Finalmente, o genocídio no oeste do Sudão está quase terminado. Há um problema, porém: o genocídio está chegando ao fim apenas porque não restam negros para matar ou submeter à limpeza étnica. No esforço para "limpar" o oeste do país de "zurgas" -termo que pode ser traduzido como "crioulos"-, o governo da Frente Islâmica Nacional já exterminou mais de 400 mil deles e expulsou outros 2 milhões de suas casas.

As milícias racistas governamentais, conhecidas como Janjaweed, adorariam continuar a matar e devastar, mas os povoados negros já foram todos queimados, e todas as mulheres negras já foram estupradas, inseminadas com "semente árabe" para "destruir sua raça de dentro para fora". O primeiro genocídio do século 21 transcorreu sem transtornos, e os genocidas venceram.

Alguns dos sobreviventes acabaram chegando ao solo britânico. Adam Hussein hoje vive em Doncaster. Um dia qualquer no ano passado, ele estava no quintal de sua casa, com seu tio e sua irmã, quando "de repente vimos um avião passar pela cidade e começar a jogar bombas. Depois de alguns minutos, vimos chegar os Janjaweed, que atacaram minha irmã e meu tio, e... eles morreram.

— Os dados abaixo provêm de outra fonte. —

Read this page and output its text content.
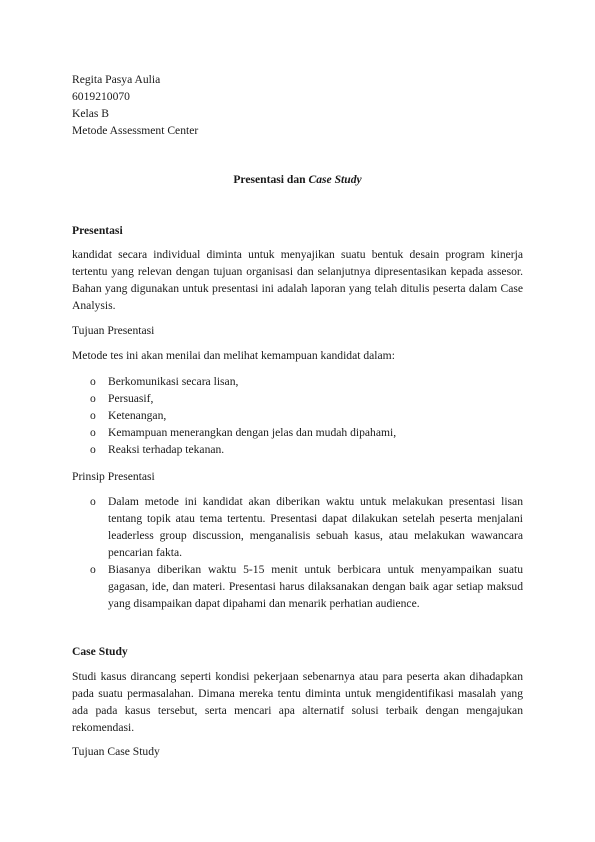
Regita Pasya Aulia
6019210070
Kelas B
Metode Assessment Center
Presentasi dan Case Study
Presentasi
kandidat secara individual diminta untuk menyajikan suatu bentuk desain program kinerja tertentu yang relevan dengan tujuan organisasi dan selanjutnya dipresentasikan kepada assesor. Bahan yang digunakan untuk presentasi ini adalah laporan yang telah ditulis peserta dalam Case Analysis.
Tujuan Presentasi
Metode tes ini akan menilai dan melihat kemampuan kandidat dalam:
o Berkomunikasi secara lisan,
o Persuasif,
o Ketenangan,
o Kemampuan menerangkan dengan jelas dan mudah dipahami,
o Reaksi terhadap tekanan.
Prinsip Presentasi
o Dalam metode ini kandidat akan diberikan waktu untuk melakukan presentasi lisan tentang topik atau tema tertentu. Presentasi dapat dilakukan setelah peserta menjalani leaderless group discussion, menganalisis sebuah kasus, atau melakukan wawancara pencarian fakta.
o Biasanya diberikan waktu 5-15 menit untuk berbicara untuk menyampaikan suatu gagasan, ide, dan materi. Presentasi harus dilaksanakan dengan baik agar setiap maksud yang disampaikan dapat dipahami dan menarik perhatian audience.
Case Study
Studi kasus dirancang seperti kondisi pekerjaan sebenarnya atau para peserta akan dihadapkan pada suatu permasalahan. Dimana mereka tentu diminta untuk mengidentifikasi masalah yang ada pada kasus tersebut, serta mencari apa alternatif solusi terbaik dengan mengajukan rekomendasi.
Tujuan Case Study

Eu os vi agarrando outras meninas e moças e estuprando-as." Adam foi posto na prisão pelos Janjaweed, como parte do "pogrom". Ele só conseguiu fugir por acaso, e, com muita sorte, conseguiu embarcar num navio que acabou chegando a Londres.

Represália

A responsabilidade principal pelo genocídio cabe ao governo da Frente Islâmica Nacional, em Cartum. Durante décadas o governo tratou Darfur como nada além de uma fonte de leais recrutas muçulmanos para combater na guerra civil movida pelo governo contra os cristãos do sul do país. Os "zurgas" serviam para morrer às centenas de milhares, travando uma guerra inútil, mas não eram bons o suficiente para fazer parte do governo nem para que se gastasse dinheiro público com eles.

Quando, em 2003, eles encenaram uma pequena revolta contra décadas de tratamento desse tipo, Cartum reagiu com ferocidade estarrecedora. O governo soltou as milícias Janjaweed -grupos de homens a cavalo, armados com facões e metralhadoras- e apoiou os ataques delas com helicópteros de guerra.

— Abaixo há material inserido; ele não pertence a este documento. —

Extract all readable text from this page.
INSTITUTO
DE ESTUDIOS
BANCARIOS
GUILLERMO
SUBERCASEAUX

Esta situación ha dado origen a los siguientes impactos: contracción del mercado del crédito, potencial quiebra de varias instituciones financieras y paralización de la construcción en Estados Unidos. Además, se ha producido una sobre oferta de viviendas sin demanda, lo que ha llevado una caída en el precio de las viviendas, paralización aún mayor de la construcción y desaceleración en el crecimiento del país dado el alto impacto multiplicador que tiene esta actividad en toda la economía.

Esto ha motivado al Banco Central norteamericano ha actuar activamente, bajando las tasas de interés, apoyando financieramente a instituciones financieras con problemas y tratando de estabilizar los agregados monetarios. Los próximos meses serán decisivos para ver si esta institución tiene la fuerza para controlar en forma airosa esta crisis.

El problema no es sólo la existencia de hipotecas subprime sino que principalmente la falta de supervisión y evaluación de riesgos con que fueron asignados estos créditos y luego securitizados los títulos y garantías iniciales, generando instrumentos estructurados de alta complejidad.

À medida que a violência foi se tornando mais e mais selvagem, a linha dura de Cartum passou a enxergar o que estava acontecendo como oportunidade.

Darfur fica sobre a fronteira geográfica que separa a África árabe da África negra, e, desde a década de 1980, os islâmicos de Cartum anseiam por "arabizar por completo nossa parte da África" e expulsar do país a população negra, "inferior". Essa era sua chance. Eles fizeram com que a repressão de uma rebelião local fosse pouco a pouco derrapando, transformando-se em genocídio.

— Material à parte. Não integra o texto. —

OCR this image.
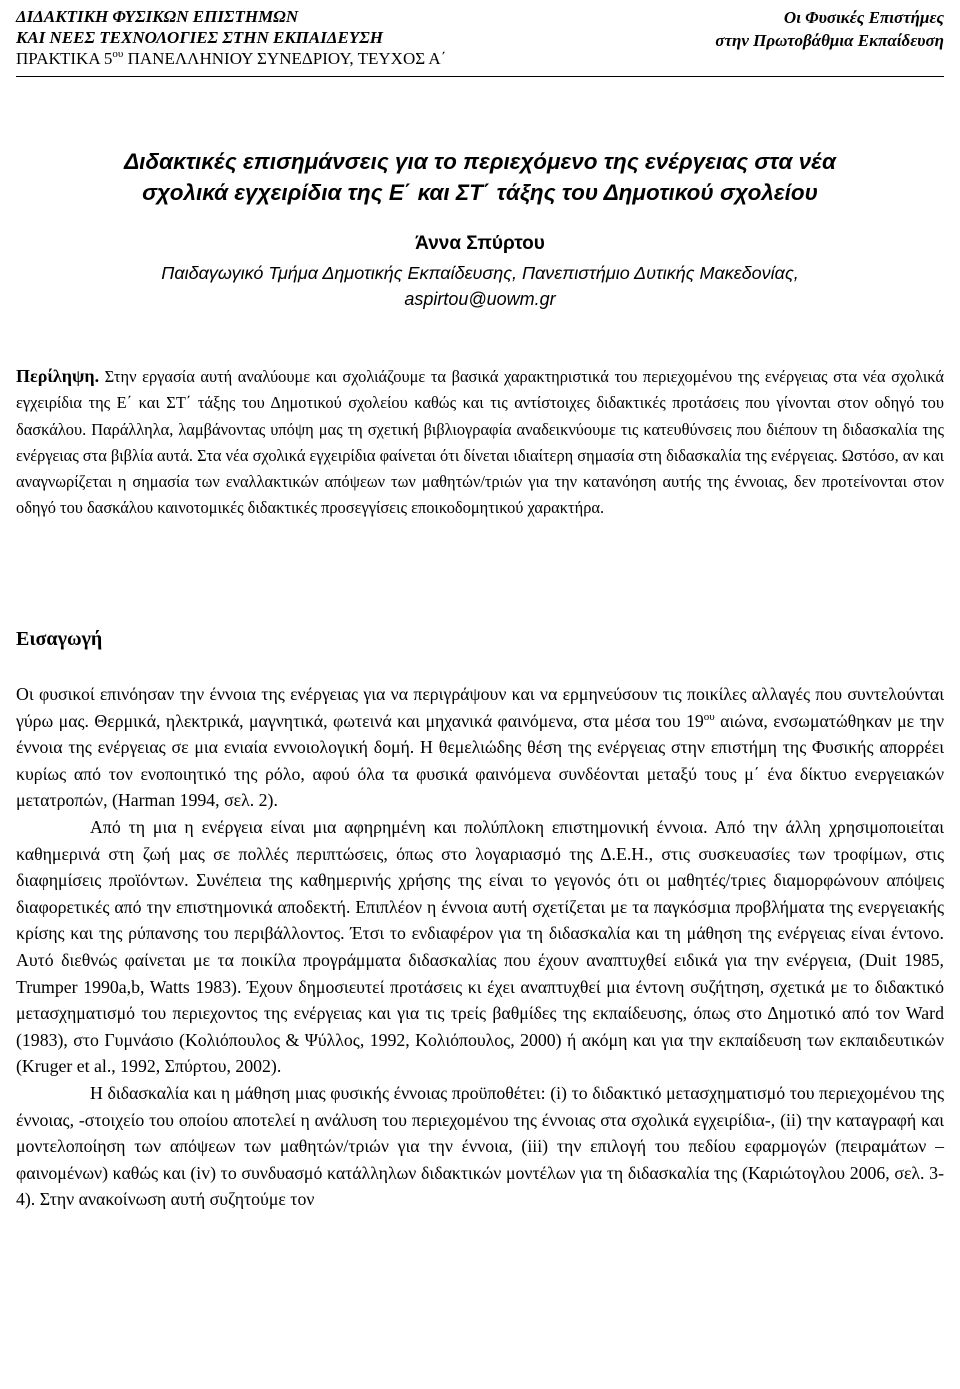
ΔΙΔΑΚΤΙΚΗ ΦΥΣΙΚΩΝ ΕΠΙΣΤΗΜΩΝ
ΚΑΙ ΝΕΕΣ ΤΕΧΝΟΛΟΓΙΕΣ ΣΤΗΝ ΕΚΠΑΙΔΕΥΣΗ
ΠΡΑΚΤΙΚΑ $5^{o\upsilon}$ ΠΑΝΕΛΛΗΝΙΟΥ ΣΥΝΕΔΡΙΟΥ, ΤΕΥΧΟΣ Α΄
Οι Φυσικές Επιστήμες
στην Πρωτοβάθμια Εκπαίδευση
Διδακτικές επισημάνσεις για το περιεχόμενο της ενέργειας στα νέα
σχολικά εγχειρίδια της Ε΄ και ΣΤ΄ τάξης του Δημοτικού σχολείου
Άννα Σπύρτου
Παιδαγωγικό Τμήμα Δημοτικής Εκπαίδευσης, Πανεπιστήμιο Δυτικής Μακεδονίας,
aspirtou@uowm.gr
Περίληψη. Στην εργασία αυτή αναλύουμε και σχολιάζουμε τα βασικά χαρακτηριστικά του περιεχομένου της ενέργειας στα νέα σχολικά εγχειρίδια της Ε΄ και ΣΤ΄ τάξης του Δημοτικού σχολείου καθώς και τις αντίστοιχες διδακτικές προτάσεις που γίνονται στον οδηγό του δασκάλου. Παράλληλα, λαμβάνοντας υπόψη μας τη σχετική βιβλιογραφία αναδεικνύουμε τις κατευθύνσεις που διέπουν τη διδασκαλία της ενέργειας στα βιβλία αυτά. Στα νέα σχολικά εγχειρίδια φαίνεται ότι δίνεται ιδιαίτερη σημασία στη διδασκαλία της ενέργειας. Ωστόσο, αν και αναγνωρίζεται η σημασία των εναλλακτικών απόψεων των μαθητών/τριών για την κατανόηση αυτής της έννοιας, δεν προτείνονται στον οδηγό του δασκάλου καινοτομικές διδακτικές προσεγγίσεις εποικοδομητικού χαρακτήρα.
Εισαγωγή

Οι φυσικοί επινόησαν την έννοια της ενέργειας για να περιγράψουν και να ερμηνεύσουν τις ποικίλες αλλαγές που συντελούνται γύρω μας. Θερμικά, ηλεκτρικά, μαγνητικά, φωτεινά και μηχανικά φαινόμενα, στα μέσα του $19^{o\upsilon}$ αιώνα, ενσωματώθηκαν με την έννοια της ενέργειας σε μια ενιαία εννοιολογική δομή. Η θεμελιώδης θέση της ενέργειας στην επιστήμη της Φυσικής απορρέει κυρίως από τον ενοποιητικό της ρόλο, αφού όλα τα φυσικά φαινόμενα συνδέονται μεταξύ τους μ΄ ένα δίκτυο ενεργειακών μετατροπών, (Harman 1994, σελ. 2).

Από τη μια η ενέργεια είναι μια αφηρημένη και πολύπλοκη επιστημονική έννοια. Από την άλλη χρησιμοποιείται καθημερινά στη ζωή μας σε πολλές περιπτώσεις, όπως στο λογαριασμό της Δ.Ε.Η., στις συσκευασίες των τροφίμων, στις διαφημίσεις προϊόντων. Συνέπεια της καθημερινής χρήσης της είναι το γεγονός ότι οι μαθητές/τριες διαμορφώνουν απόψεις διαφορετικές από την επιστημονικά αποδεκτή. Επιπλέον η έννοια αυτή σχετίζεται με τα παγκόσμια προβλήματα της ενεργειακής κρίσης και της ρύπανσης του περιβάλλοντος. Έτσι το ενδιαφέρον για τη διδασκαλία και τη μάθηση της ενέργειας είναι έντονο. Αυτό διεθνώς φαίνεται με τα ποικίλα προγράμματα διδασκαλίας που έχουν αναπτυχθεί ειδικά για την ενέργεια, (Duit 1985, Trumper 1990a,b, Watts 1983). Έχουν δημοσιευτεί προτάσεις κι έχει αναπτυχθεί μια έντονη συζήτηση, σχετικά με το διδακτικό μετασχηματισμό του περιεχοντος της ενέργειας και για τις τρείς βαθμίδες της εκπαίδευσης, όπως στο Δημοτικό από τον Ward (1983), στο Γυμνάσιο (Κολιόπουλος & Ψύλλος, 1992, Κολιόπουλος, 2000) ή ακόμη και για την εκπαίδευση των εκπαιδευτικών (Kruger et al., 1992, Σπύρτου, 2002).

Η διδασκαλία και η μάθηση μιας φυσικής έννοιας προϋποθέτει: (i) το διδακτικό μετασχηματισμό του περιεχομένου της έννοιας, -στοιχείο του οποίου αποτελεί η ανάλυση του περιεχομένου της έννοιας στα σχολικά εγχειρίδια-, (ii) την καταγραφή και μοντελοποίηση των απόψεων των μαθητών/τριών για την έννοια, (iii) την επιλογή του πεδίου εφαρμογών (πειραμάτων – φαινομένων) καθώς και (iv) το συνδυασμό κατάλληλων διδακτικών μοντέλων για τη διδασκαλία της (Καριώτογλου 2006, σελ. 3-4). Στην ανακοίνωση αυτή συζητούμε τον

As milícias adorariam continuar a matar, mas os povoados negros já foram todos queimados

Ficou claro desde muito cedo que se tratava de uma reprise de Ruanda. Romeo Dallaire foi o chefe da força de manutenção da paz da ONU em Ruanda que se esforçou desesperadamente -e em vão- para convencer o mundo a intervir, só para ser obrigado a assistir, impotente, a centenas de milhares de pessoas sendo massacradas sistematicamente. Ele descreveu Darfur como "Ruanda em câmera lenta".

Tony Blair, em 2001, prometeu que, "se Ruanda voltar a acontecer, teremos a responsabilidade moral de agir". Mas, confrontado com isso, ele não ofereceu nada além de uma folha de figueira moral: propôs que uma força da União Africana (UA) fosse enviada para monitorar um cessar-fogo em Darfur. Mas a UA não possui a capacidade física de pacificar nem sequer Tunbridge Wells, o que dirá Darfur. Ela enviou 3.000 homens apenas para monitorar uma área do tamanho da França.

Gerard Prunier, especialista em Darfur, diz que a força da AU consiste de "milhares de pequenos Dallaires negros que não podem fazer mais do que assistir à matança, que segue adiante. Enviá-la para Darfur foi a maneira que o mundo encontrou de não fazer nada, sem admitir que não está fazendo nada".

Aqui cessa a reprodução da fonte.